Even as the costs of climate change and environmental devastation become frighteningly tangible, the kind of urgent political action that might address this crisis has not been forthcoming. Why? Climate change denial aside, an important reason is that reducing carbon emissions is perceived as an unwelcome belt-tightening exercise. People assume it would mean policies such as carbon taxes, which would reduce real incomes and material living standards, thereby lowering the ‘quality of life’ as it is usually understood. New technologies such as low-emission car engines and environmentally friendly light bulbs are adopted only when, by saving costly energy, they serve to increase rather than reduce our real incomes.

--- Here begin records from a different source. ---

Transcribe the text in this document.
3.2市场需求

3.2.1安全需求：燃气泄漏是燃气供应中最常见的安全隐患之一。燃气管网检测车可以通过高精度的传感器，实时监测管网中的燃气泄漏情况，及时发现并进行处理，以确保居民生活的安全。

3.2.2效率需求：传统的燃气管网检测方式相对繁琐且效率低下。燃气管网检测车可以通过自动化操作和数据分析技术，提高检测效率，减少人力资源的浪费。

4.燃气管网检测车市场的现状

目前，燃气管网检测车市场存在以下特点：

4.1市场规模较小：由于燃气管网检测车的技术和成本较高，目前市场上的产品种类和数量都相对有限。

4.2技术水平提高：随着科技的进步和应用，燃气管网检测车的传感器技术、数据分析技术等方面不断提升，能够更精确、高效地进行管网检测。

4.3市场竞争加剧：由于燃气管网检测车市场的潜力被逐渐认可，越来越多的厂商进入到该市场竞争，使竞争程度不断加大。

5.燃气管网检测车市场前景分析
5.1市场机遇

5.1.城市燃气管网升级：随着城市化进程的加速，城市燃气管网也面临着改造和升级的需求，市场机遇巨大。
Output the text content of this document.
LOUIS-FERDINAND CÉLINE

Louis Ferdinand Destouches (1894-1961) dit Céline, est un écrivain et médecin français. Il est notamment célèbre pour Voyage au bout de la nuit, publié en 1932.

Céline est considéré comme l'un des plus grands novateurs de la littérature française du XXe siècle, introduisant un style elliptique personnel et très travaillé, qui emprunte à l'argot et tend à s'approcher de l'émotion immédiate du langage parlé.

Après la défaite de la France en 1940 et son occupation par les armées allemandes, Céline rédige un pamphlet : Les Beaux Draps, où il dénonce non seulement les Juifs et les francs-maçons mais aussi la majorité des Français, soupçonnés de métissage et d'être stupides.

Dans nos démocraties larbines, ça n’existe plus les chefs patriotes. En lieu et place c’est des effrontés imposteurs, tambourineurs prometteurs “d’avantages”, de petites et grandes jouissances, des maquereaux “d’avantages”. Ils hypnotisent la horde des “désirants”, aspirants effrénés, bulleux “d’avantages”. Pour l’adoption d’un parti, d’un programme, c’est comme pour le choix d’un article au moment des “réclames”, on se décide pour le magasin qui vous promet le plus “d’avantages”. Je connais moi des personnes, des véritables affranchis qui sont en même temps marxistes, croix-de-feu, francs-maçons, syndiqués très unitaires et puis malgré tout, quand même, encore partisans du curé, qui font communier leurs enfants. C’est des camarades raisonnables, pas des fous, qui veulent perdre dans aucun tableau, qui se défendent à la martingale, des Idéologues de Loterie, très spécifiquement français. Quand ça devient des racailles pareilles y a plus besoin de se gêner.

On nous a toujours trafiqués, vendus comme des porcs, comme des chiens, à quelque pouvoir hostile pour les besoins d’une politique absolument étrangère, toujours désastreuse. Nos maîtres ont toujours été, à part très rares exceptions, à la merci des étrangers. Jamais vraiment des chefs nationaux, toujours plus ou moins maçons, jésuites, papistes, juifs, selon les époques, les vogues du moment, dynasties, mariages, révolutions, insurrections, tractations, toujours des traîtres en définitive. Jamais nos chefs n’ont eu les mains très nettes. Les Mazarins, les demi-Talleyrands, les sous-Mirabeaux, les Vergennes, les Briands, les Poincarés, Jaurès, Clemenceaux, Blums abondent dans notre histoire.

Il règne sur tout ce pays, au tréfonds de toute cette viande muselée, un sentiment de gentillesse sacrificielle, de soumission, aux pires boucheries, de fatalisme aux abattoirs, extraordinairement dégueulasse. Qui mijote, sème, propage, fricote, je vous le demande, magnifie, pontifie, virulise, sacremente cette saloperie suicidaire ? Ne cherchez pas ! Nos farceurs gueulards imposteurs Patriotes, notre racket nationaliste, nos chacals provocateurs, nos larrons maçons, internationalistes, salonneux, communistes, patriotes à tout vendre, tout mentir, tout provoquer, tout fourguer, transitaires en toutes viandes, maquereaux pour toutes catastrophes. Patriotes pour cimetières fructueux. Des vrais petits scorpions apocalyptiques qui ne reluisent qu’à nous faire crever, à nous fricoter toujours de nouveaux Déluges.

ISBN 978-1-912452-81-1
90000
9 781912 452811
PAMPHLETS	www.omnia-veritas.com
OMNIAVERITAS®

A car that uses less petrol means you can afford to travel further or have some spare cash to spend on other consumables. In short, sustainability is welcome when it is presented as a matter of preserving our lifestyles and way of life as far as possible in the face of the threatening implications of climate science. The truth, however, is almost the opposite: sustainability will remain beyond our reach unless we make fundamental changes in social organization.